BrickLink has always preferred to document the contents of the box vs the parts
necessary to build the set. This is because BrickLink was from the a beginning
a site primarily designed to sell parts, and the inventory system was designed
primarily to part out sets. Sellers parting out sets don’t necessarily care whether
or not parts are used in the instructions. They want a list of parts that they
can upload efficiently to their store inventory and sell.
Initially there was no Extras section, and everything was placed in the regular
section. There is reams of evidence in the change logs to prove this. The Extras
section was designed to handle parts with variable presence so that sellers could
either exclude them categorically or treat them with special care during the
partout process. Parts that invariably came in a set were deemed regular parts.
Those that may or may not have been included were called extras.
Fast forward to several years ago when I was grappling with the task of more
firmly defining the rules for inventories (mainly so that conversations like
this wouldn’t have to take place). The site needed a standard to align itself
with, and it needed to be one that both sellers and collectors could live with.
A very small adjustment consisting of some rubber band holders and a few stacking
pins was all that was necessary to align the traditional partout-focused policy
with the historical practices of the LEGO Group.
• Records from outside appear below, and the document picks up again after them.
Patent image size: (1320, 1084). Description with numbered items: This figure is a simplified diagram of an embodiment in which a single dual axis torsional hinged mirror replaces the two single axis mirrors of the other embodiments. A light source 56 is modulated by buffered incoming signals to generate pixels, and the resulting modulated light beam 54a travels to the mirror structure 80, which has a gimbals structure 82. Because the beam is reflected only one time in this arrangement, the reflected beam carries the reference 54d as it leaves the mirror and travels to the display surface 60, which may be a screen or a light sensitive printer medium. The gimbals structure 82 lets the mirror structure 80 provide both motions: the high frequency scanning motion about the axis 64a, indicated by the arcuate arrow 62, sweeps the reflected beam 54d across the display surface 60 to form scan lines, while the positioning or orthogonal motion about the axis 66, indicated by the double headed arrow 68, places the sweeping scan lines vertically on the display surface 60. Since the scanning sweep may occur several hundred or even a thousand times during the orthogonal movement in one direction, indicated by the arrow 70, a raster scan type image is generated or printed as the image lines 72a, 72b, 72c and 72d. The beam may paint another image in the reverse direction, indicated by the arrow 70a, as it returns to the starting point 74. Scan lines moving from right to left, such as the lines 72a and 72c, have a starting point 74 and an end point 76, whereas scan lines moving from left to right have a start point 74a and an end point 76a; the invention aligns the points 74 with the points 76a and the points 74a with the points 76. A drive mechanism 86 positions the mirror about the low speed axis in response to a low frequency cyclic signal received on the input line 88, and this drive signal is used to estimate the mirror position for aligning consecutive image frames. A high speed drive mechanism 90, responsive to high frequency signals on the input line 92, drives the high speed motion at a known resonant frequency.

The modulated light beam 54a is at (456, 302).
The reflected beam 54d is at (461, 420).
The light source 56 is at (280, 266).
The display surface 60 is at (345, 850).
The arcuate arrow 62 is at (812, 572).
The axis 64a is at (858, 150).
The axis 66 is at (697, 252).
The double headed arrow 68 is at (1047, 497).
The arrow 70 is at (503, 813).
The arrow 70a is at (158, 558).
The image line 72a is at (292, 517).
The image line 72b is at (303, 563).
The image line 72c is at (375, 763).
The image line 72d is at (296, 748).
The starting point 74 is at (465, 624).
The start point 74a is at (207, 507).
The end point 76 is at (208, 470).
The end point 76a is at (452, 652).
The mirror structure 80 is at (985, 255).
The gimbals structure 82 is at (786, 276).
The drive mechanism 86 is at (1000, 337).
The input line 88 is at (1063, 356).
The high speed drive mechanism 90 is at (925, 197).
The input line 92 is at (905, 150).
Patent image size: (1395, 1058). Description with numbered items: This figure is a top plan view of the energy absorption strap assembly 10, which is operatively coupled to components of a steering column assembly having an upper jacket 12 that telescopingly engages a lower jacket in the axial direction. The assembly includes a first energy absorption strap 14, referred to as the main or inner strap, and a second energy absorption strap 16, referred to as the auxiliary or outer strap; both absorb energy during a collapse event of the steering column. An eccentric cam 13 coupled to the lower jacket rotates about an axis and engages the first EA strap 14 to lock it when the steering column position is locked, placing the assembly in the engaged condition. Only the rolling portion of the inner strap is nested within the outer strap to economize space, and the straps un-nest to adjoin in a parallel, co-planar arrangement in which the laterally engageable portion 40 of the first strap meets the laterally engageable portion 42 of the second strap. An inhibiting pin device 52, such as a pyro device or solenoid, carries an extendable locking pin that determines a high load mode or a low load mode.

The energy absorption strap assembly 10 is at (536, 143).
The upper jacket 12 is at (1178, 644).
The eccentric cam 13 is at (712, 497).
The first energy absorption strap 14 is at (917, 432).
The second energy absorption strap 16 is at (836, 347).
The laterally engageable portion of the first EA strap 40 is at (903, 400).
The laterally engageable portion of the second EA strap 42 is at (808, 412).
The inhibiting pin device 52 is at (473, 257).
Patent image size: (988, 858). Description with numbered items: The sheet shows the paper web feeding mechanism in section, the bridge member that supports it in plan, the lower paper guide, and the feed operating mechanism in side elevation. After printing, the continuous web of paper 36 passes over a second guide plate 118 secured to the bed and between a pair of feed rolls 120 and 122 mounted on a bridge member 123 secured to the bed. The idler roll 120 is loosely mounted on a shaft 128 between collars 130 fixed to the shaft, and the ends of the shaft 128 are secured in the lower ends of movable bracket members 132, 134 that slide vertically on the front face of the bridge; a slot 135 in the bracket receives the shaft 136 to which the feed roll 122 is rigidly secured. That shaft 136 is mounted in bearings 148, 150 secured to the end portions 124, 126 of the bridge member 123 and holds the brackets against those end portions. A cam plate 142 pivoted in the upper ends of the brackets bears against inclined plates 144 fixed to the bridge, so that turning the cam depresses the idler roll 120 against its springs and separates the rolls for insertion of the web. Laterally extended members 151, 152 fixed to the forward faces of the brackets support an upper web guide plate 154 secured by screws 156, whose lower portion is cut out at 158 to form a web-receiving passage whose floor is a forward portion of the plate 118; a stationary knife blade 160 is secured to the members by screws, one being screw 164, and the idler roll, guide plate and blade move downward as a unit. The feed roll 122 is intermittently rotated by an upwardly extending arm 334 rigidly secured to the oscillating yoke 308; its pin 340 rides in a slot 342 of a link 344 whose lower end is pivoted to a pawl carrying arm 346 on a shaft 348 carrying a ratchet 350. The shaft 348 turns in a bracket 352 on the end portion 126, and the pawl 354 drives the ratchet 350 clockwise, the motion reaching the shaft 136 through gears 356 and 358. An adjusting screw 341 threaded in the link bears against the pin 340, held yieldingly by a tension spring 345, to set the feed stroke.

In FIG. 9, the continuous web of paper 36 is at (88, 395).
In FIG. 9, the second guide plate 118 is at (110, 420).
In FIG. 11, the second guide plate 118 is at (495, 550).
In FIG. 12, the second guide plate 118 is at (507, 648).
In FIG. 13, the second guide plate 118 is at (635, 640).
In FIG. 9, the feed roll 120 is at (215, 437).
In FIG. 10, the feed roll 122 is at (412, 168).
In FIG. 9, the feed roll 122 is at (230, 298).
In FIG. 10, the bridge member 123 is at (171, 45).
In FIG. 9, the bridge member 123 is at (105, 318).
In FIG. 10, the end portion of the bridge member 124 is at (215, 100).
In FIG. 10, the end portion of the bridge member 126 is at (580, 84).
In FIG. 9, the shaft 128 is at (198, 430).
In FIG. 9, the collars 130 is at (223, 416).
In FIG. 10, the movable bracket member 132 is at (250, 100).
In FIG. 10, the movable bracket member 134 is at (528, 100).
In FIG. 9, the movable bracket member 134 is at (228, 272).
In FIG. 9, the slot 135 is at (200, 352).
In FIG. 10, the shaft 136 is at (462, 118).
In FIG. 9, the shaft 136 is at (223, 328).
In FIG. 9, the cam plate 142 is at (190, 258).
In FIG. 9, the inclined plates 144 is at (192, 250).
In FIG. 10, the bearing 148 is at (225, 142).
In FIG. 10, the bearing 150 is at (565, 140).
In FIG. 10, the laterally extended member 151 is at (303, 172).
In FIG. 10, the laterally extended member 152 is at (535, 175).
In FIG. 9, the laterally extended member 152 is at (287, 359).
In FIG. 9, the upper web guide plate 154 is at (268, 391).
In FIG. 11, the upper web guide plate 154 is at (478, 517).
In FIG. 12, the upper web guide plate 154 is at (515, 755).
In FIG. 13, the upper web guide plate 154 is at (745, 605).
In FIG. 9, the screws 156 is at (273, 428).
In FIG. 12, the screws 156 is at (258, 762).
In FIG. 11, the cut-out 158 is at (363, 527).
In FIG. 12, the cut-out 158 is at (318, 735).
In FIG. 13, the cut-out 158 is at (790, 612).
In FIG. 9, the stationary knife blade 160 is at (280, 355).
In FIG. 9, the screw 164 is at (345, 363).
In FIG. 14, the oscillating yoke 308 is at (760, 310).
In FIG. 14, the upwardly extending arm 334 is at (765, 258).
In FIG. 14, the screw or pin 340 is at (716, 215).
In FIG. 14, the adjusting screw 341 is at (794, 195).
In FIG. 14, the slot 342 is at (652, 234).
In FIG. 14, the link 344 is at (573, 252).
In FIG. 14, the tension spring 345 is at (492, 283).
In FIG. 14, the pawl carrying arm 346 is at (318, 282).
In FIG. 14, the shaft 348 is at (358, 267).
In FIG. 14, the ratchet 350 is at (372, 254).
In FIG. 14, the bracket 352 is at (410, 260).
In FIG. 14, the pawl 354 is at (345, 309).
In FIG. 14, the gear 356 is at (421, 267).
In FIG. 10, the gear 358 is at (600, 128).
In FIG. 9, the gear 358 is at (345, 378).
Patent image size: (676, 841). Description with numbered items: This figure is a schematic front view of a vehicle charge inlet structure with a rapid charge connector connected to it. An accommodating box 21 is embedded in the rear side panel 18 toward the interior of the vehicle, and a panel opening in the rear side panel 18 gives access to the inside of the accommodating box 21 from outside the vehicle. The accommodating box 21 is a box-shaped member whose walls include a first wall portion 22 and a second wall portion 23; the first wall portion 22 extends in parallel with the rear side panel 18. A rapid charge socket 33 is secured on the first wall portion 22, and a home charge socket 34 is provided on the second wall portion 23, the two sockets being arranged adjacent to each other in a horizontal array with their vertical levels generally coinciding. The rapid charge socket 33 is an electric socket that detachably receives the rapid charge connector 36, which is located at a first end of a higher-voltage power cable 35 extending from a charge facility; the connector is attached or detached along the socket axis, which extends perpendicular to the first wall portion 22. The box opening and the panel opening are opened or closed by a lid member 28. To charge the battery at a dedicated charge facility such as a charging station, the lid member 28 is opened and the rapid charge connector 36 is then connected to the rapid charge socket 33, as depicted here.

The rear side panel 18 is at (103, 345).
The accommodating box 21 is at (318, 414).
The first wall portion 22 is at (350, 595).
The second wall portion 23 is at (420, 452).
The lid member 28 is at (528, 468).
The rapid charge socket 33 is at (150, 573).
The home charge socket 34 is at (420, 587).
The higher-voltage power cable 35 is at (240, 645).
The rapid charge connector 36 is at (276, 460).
So that’s where we are today, and it doesn’t seem shortsighted at all, at least
to me. I actually tried to envision what an instructions-based policy would look
like and where it would lead us. But we’ve got so many sets where there are no
instructions or the instructions only use a certain percentage of the pieces.
And when something is listed in a published parts list, it’s really not in the
site’s best interests to encourage sellers to leave those parts out of what is
considered a “complete” set. It’s just asking for problems.